The next two weeks I would like to address the subject of church membership. I would like to help you understand why church membership is important. D. L. Moody was effective in no small part, I am convinced, because he became a member of a local church and submitted himself to the pastoral care and shepherding oversight of the elders. That is what I would like to discuss this week.
Then, next week, I would like to help you understand which church you should join. I believe there are almost 300,000 churches in the USA today. How should a Christian decide which church to join? That is what we will discuss next week.
My approach to this subject is necessarily topical. Therefore, I will not be expounding a single text.
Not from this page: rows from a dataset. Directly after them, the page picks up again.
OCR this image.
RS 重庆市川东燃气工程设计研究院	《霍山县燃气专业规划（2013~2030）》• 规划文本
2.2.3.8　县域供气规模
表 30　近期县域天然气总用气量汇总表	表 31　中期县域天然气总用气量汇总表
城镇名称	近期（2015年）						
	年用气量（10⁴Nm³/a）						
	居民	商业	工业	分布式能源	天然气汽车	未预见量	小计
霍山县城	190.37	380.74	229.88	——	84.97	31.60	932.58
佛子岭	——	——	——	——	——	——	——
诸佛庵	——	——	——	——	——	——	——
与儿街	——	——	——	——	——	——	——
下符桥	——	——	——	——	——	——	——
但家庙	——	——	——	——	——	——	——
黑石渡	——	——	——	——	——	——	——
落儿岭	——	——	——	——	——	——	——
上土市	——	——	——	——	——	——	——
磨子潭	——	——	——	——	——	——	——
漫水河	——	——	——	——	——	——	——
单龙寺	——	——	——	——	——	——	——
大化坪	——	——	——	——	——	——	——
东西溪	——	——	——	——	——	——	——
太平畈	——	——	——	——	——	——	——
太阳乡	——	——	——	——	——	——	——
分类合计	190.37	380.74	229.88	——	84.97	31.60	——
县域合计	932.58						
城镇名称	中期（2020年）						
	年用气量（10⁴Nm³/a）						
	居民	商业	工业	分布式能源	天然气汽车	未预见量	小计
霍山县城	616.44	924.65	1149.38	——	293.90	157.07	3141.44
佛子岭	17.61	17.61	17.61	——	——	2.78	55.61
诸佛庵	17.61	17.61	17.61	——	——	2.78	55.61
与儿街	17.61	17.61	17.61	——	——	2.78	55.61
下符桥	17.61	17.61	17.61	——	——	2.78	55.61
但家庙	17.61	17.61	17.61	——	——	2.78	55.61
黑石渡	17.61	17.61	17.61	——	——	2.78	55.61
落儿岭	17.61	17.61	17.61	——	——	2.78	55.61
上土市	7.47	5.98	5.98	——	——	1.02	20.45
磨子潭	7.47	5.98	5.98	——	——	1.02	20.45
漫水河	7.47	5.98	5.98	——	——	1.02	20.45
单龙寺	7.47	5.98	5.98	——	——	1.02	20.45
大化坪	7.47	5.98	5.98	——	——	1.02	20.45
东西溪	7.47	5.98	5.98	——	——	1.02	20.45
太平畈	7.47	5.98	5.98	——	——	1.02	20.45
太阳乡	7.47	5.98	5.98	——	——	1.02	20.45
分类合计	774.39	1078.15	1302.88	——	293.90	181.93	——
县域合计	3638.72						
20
Rather, I shall be looking at several different texts in the Bible.
Let me, however, turn your attention to Acts 2:42-47, where we read about the New Testament church in action. One thing that is noticeable is that church membership is simply assumed in the New Testament. Let’s read Acts 2:42-47:
"They devoted themselves to the apostles’ teaching and to the fellowship, to the breaking of bread and to prayer. Everyone was filled with awe, and many wonders and miraculous signs were done by the apostles. All the believers were together and had everything in common. Selling their possessions and goods, they gave to anyone as he had need. Every day they continued to meet together in the temple courts. They broke bread in their homes and ate together with glad and sincere hearts, praising God and enjoying the favor of all the people. And the Lord added to their number daily those who were being saved."
I regularly talk to people about church membership.
Sometimes the person has just become a Christian and wants to know what the next step in his spiritual growth should be.
At other times the person has just moved into the area and wants to know about membership in our church.
I always exhort members who have relocated to another area to find a new church to join.
I talk to covenant children about their membership responsibilities.
And I also talk to people for whom church membership does not seem to be a priority.
If you have been converted to Christ, you are responsible to become a communicant member of a true church of Jesus Christ. Church membership is a very serious issue for the Christian who wants to be obedient to Christ.